There is a concept of a one-sided inverse, where one of the above bullet points is true but not the other. However, we are only going to consider cases where they are inverses both ways round.

Matching domains and ranges

Function machines

We can represent the composition of a function and its inverse as a function machine.

function machine diagram showing f then f inverse and another the other way round

In the middle of the first diagram, the output of \(f\) becomes the input of \(f^{-1}\), and so the range of \(f\) must match the domain of \(f^{-1}\). The second machine shows that the domain of \(f\) must match the range of \(f^{-1}\).

Graphs

Another way to think about this is to consider the graph above of the function \(y=g(x)\). Starting at a value of \(x\) in the domain of \(g\) we find \(y\) by tracking vertically from the \(x\)-axis to the curve then horizontally to the \(y\)-axis.

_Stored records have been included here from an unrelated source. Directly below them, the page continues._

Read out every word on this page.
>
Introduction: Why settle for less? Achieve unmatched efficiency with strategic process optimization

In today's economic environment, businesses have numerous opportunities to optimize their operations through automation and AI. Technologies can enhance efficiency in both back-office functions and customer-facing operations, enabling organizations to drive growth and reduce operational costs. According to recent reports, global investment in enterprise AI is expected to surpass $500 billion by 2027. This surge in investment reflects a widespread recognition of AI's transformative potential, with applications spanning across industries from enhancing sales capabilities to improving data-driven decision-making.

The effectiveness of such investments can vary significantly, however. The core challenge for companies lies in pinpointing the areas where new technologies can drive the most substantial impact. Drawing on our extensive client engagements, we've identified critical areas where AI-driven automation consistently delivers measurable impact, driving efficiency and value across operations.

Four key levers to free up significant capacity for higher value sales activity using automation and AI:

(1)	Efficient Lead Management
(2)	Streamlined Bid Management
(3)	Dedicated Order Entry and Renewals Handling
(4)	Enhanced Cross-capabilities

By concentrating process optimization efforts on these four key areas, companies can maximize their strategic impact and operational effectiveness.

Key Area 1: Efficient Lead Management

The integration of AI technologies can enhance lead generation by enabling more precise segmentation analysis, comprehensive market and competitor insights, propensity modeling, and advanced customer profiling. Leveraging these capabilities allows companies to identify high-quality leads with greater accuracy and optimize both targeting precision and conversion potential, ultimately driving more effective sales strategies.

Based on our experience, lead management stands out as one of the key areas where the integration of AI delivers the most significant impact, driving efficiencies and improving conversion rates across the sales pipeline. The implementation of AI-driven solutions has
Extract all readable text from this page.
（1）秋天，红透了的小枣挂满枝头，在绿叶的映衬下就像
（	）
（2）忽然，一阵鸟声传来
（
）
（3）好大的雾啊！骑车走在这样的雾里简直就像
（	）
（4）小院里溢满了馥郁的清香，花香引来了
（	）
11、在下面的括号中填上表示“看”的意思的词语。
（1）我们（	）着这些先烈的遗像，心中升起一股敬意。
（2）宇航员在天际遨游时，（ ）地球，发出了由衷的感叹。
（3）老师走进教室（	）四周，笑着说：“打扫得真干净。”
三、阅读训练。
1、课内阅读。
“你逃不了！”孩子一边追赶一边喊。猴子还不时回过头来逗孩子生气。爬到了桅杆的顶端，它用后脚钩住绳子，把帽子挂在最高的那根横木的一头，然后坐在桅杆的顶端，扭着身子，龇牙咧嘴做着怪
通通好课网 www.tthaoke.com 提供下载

As \(g^{-1}\) is the inverse, the same graph also represents \(x=g^{-1}(y)\). Starting at a \(y\) value on the \(y\)-axis we track the same path in reverse to find our \(x\) value. As it is the same graph, the range of possible outputs from \(g\) must be the same as the domain of possible inputs to \(g^{-1}\) and vice-versa.

A diagrammatic approach

We can draw a diagram to represent the function \(f\), as we did in What relation are you?.

Two ovals each containing five dots, each dot in the left oval is joined to to a different dot in the right oval by an arrow

The dots on the left represent the domain of \(f\) and as \(f\) is a one-to-one function, there is at most one arrow coming into each dot on the right. We have also chosen to make the right hand set be exactly the range of \(f\), so every dot has an arrow coming into it.

What would the diagram for \(f^{-1}\) look like, and how does this show that the domain of \(f^{-1}\) is the range of \(f\) and vice versa?

The arrows are all reversed to get the inverse function:

The same diagram as above, but with all of the arrows reversed

It is clear from these diagrams that the domain of \(f\), which is the left set, is the range of \(f^{-1}\), while the range of \(f\), which is the right set, is the domain of \(f^{-1}\).